Last month Johnnie promised he would do 100 push-ups, 100 sit-ups
and 100 jumping jacks daily for a month if Jerome pulled down 20
rebounds in a game. Just two weeks later Jerome grabbed a
career-high 21 in a victory over the Hornets. Earlier this season
the elder Williams had to lose 10 pounds when Jerome met his
challenge by averaging double figures in points and boards during
November. Last year Johnnie refused to get a haircut until Jerome
delivered a 15-rebound game, which he did after two months. "My
big mouth keeps getting me in trouble," says Johnnie, 49, an
electrical engineer from Silver Spring, Md. "Every time I throw
something out there, he meets the test."

While turning his father into Richard Simmons, the 26-year-old
Williams is shaping up as a contender for the Sixth Man Award. At
week's end he was averaging 9.2 points and 10.4 rebounds while
shooting 62.3% from the floor. He was also chasing double doubles
the way a junkyard dog goes after a hubcap thief. With 14 this
season, he has a chance to become the first Detroit player to
average double figures in points and rebounds since Bill Laimbeer
in 1987-88.

Though it has taken Williams four seasons to excel in the NBA,
he's been contributing to Detroit since the Pistons took him with
the 26th pick of the 1996 draft. Four years ago he and his older
brother, Johnnie III, formed a nonprofit organization called
Positive Shades of Black, dedicated to motivating kids in
Detroit's inner city. The organization teaches study habits and
life skills, such as how to write a resume and establish credit
and use it wisely, and it provides tickets to Pistons home games.
Some 30,000 kids have gone through the program.

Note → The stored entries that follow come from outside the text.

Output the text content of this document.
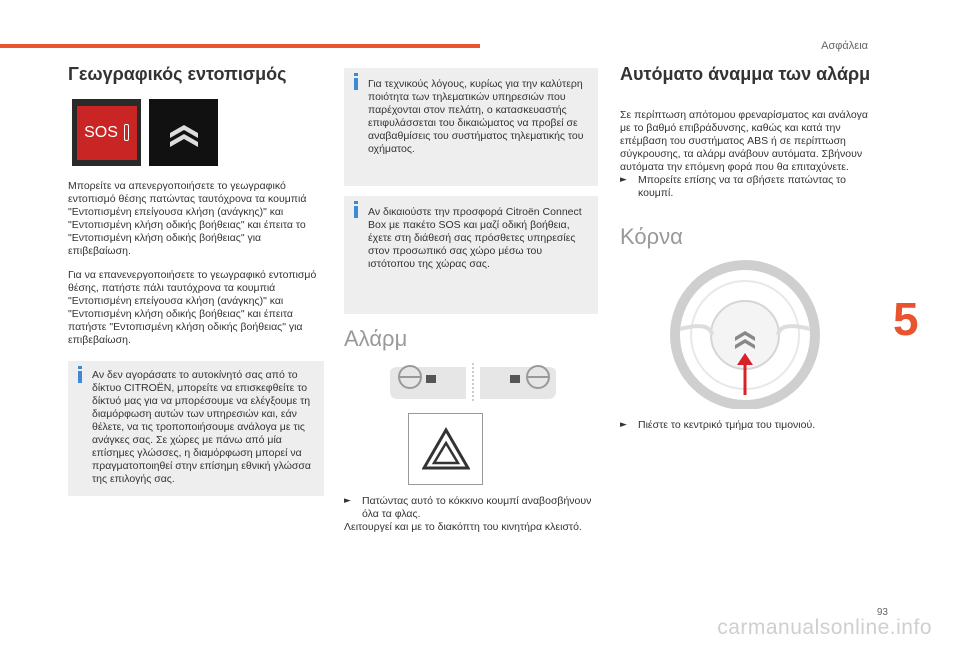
Ασφάλεια
5
93
carmanualsonline.info
Γεωγραφικός εντοπισμός
SOS

Μπορείτε να απενεργοποιήσετε το γεωγραφικό εντοπισμό θέσης πατώντας ταυτόχρονα τα κουμπιά "Εντοπισμένη επείγουσα κλήση (ανάγκης)" και "Εντοπισμένη κλήση οδικής βοήθειας" και έπειτα το "Εντοπισμένη κλήση οδικής βοήθειας" για επιβεβαίωση.

Για να επανενεργοποιήσετε το γεωγραφικό εντοπισμό θέσης, πατήστε πάλι ταυτόχρονα τα κουμπιά "Εντοπισμένη επείγουσα κλήση (ανάγκης)" και "Εντοπισμένη κλήση οδικής βοήθειας" και έπειτα πατήστε "Εντοπισμένη κλήση οδικής βοήθειας" για επιβεβαίωση.

Αν δεν αγοράσατε το αυτοκίνητό σας από το δίκτυο CITROËN, μπορείτε να επισκεφθείτε το δίκτυό μας για να μπορέσουμε να ελέγξουμε τη διαμόρφωση αυτών των υπηρεσιών και, εάν θέλετε, να τις τροποποιήσουμε ανάλογα με τις ανάγκες σας. Σε χώρες με πάνω από μία επίσημες γλώσσες, η διαμόρφωση μπορεί να πραγματοποιηθεί στην επίσημη εθνική γλώσσα της επιλογής σας.
Για τεχνικούς λόγους, κυρίως για την καλύτερη ποιότητα των τηλεματικών υπηρεσιών που παρέχονται στον πελάτη, ο κατασκευαστής επιφυλάσσεται του δικαιώματος να προβεί σε αναβαθμίσεις του συστήματος τηλεματικής του οχήματος.
Αν δικαιούστε την προσφορά Citroën Connect Box με πακέτο SOS και μαζί οδική βοήθεια, έχετε στη διάθεσή σας πρόσθετες υπηρεσίες στον προσωπικό σας χώρο μέσω του ιστότοπου της χώρας σας.
Αλάρμ
►	Πατώντας αυτό το κόκκινο κουμπί αναβοσβήνουν όλα τα φλας.

Λειτουργεί και με το διακόπτη του κινητήρα κλειστό.

Αυτόματο άναμμα των αλάρμ

Σε περίπτωση απότομου φρεναρίσματος και ανάλογα με το βαθμό επιβράδυνσης, καθώς και κατά την επέμβαση του συστήματος ABS ή σε περίπτωση σύγκρουσης, τα αλάρμ ανάβουν αυτόματα. Σβήνουν αυτόματα την επόμενη φορά που θα επιταχύνετε.

►	Μπορείτε επίσης να τα σβήσετε πατώντας το κουμπί.
Κόρνα
►	Πιέστε το κεντρικό τμήμα του τιμονιού.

Williams talks to the youngsters about his unlikely path to the
NBA: how he went unrecruited out of Magruder High in Rockville,
Md., as a 6'3" point guard; how he paid his own way to Montgomery
Junior College in Germantown, Md., for two years by taking an
$8-an-hour job at a medical supply company; how he was discovered
by Georgetown coaches at a weekly pickup game in Washington. "I
tell them it's O.K. to dream but to make sure you have an
education to fall back on," says Williams, who graduated from
Georgetown with a sociology degree.

Williams, a fan favorite in Detroit, has his own rooting section
at The Palace (the Dogg Pound), his own Web site (www.dadog.com)
and his own mascot, a Hoya-like bulldog who makes appearances at
area schools and hospitals. Still, he might not be the big dog
in his family for long. "All this dieting and exercise are
getting me back into shape," Johnnie says. "Pretty soon I'm
going to be able to take Jerome again in a game of one-on-one."